As ninth graders in Freshmen Seminar create self-portraits, they discusses their identity at Proctor. It is an identity that has certainly changed since each student first went on an Admission tour the year before. They have grown physically, emotionally, and socially. Their connection to Proctor is far deeper now than it was when first visiting. Four years from now when they graduate, after thousands of shared experiences, their connection will be still deeper.
With over 135 academic courses, 30 art electives, and five term-long off-campus programs to choose from, the possible ways a student’s Proctor journey can unfold is staggering. Because of the breadth of academic offerings, the importance of academic planning is elevated at Proctor.
Over the past week advisors have spent time with their advisees completing academicplans as a part of the long-term academic scheduling process regardless of when a student joins the Proctor community. While academic plans lay out desired courses and potential terms abroad in order to ensure students meet graduation requirements, they are far from binding.
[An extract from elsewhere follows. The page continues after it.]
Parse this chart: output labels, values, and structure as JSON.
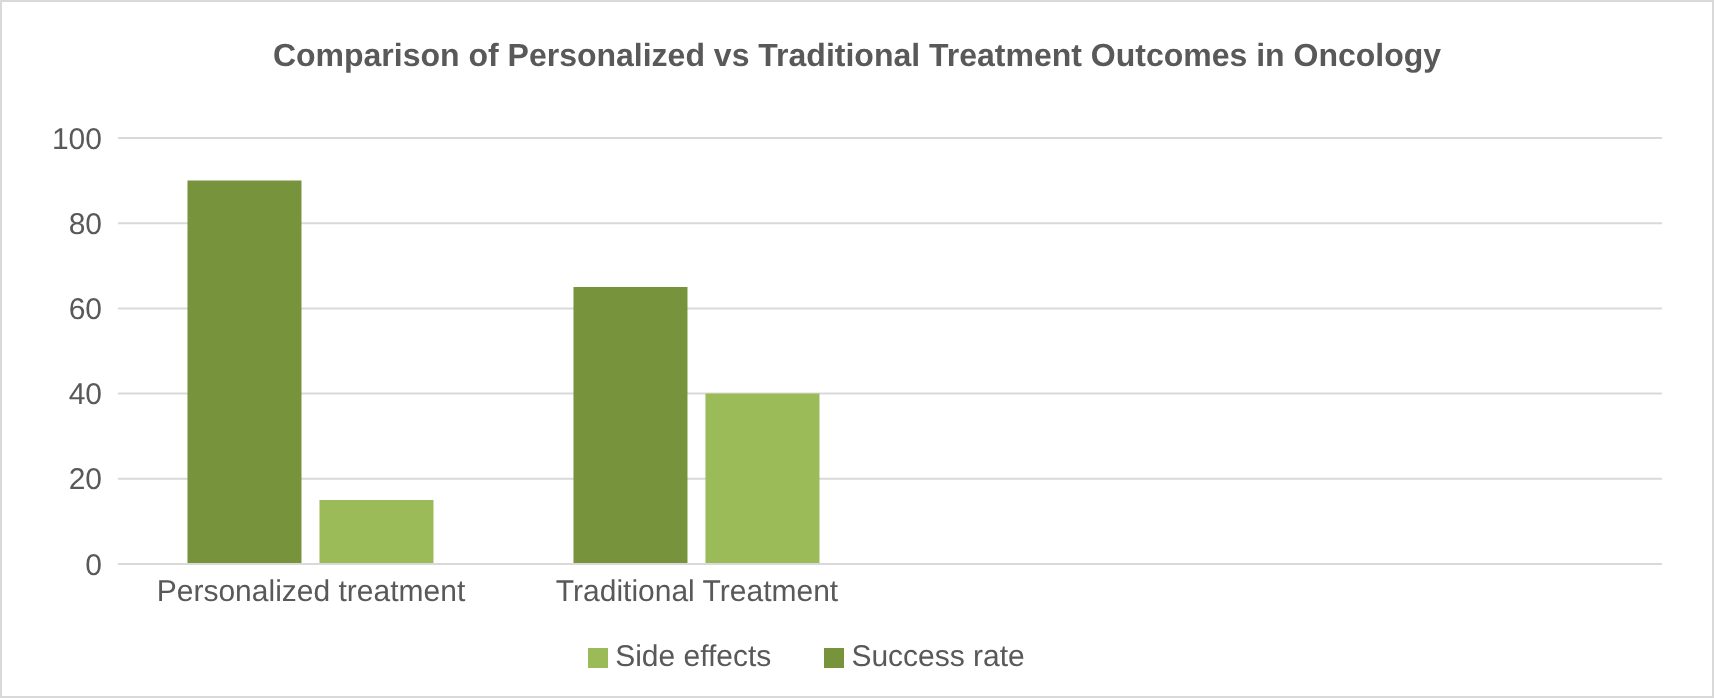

The purpose of backward planning is to look at a student's time at Proctor, his or her desired experiences, and how to best fit all the puzzle pieces together. While four-year plans provide a blueprint for what each student wants his or her academic path to be, they often change, morph, and take completely different directions as students find new passions or are turned on to a discipline by a certain experience - and this is encouraged!
For many students first arriving at Proctor, the plethora of academic options are mind boggling. Planning out the future trimesters (keeping in mind desired matriculation options for college) seems like an impossible task, however, it is our hope that this process, along with forums like Freshmen Seminar, help open students' eyes to the possibilities of a Proctor experience. With the proper planning, you won’t have to make ‘either/or’ decisions, but instead can make ‘both/and’ decisions!
So what would your four-year plan look like?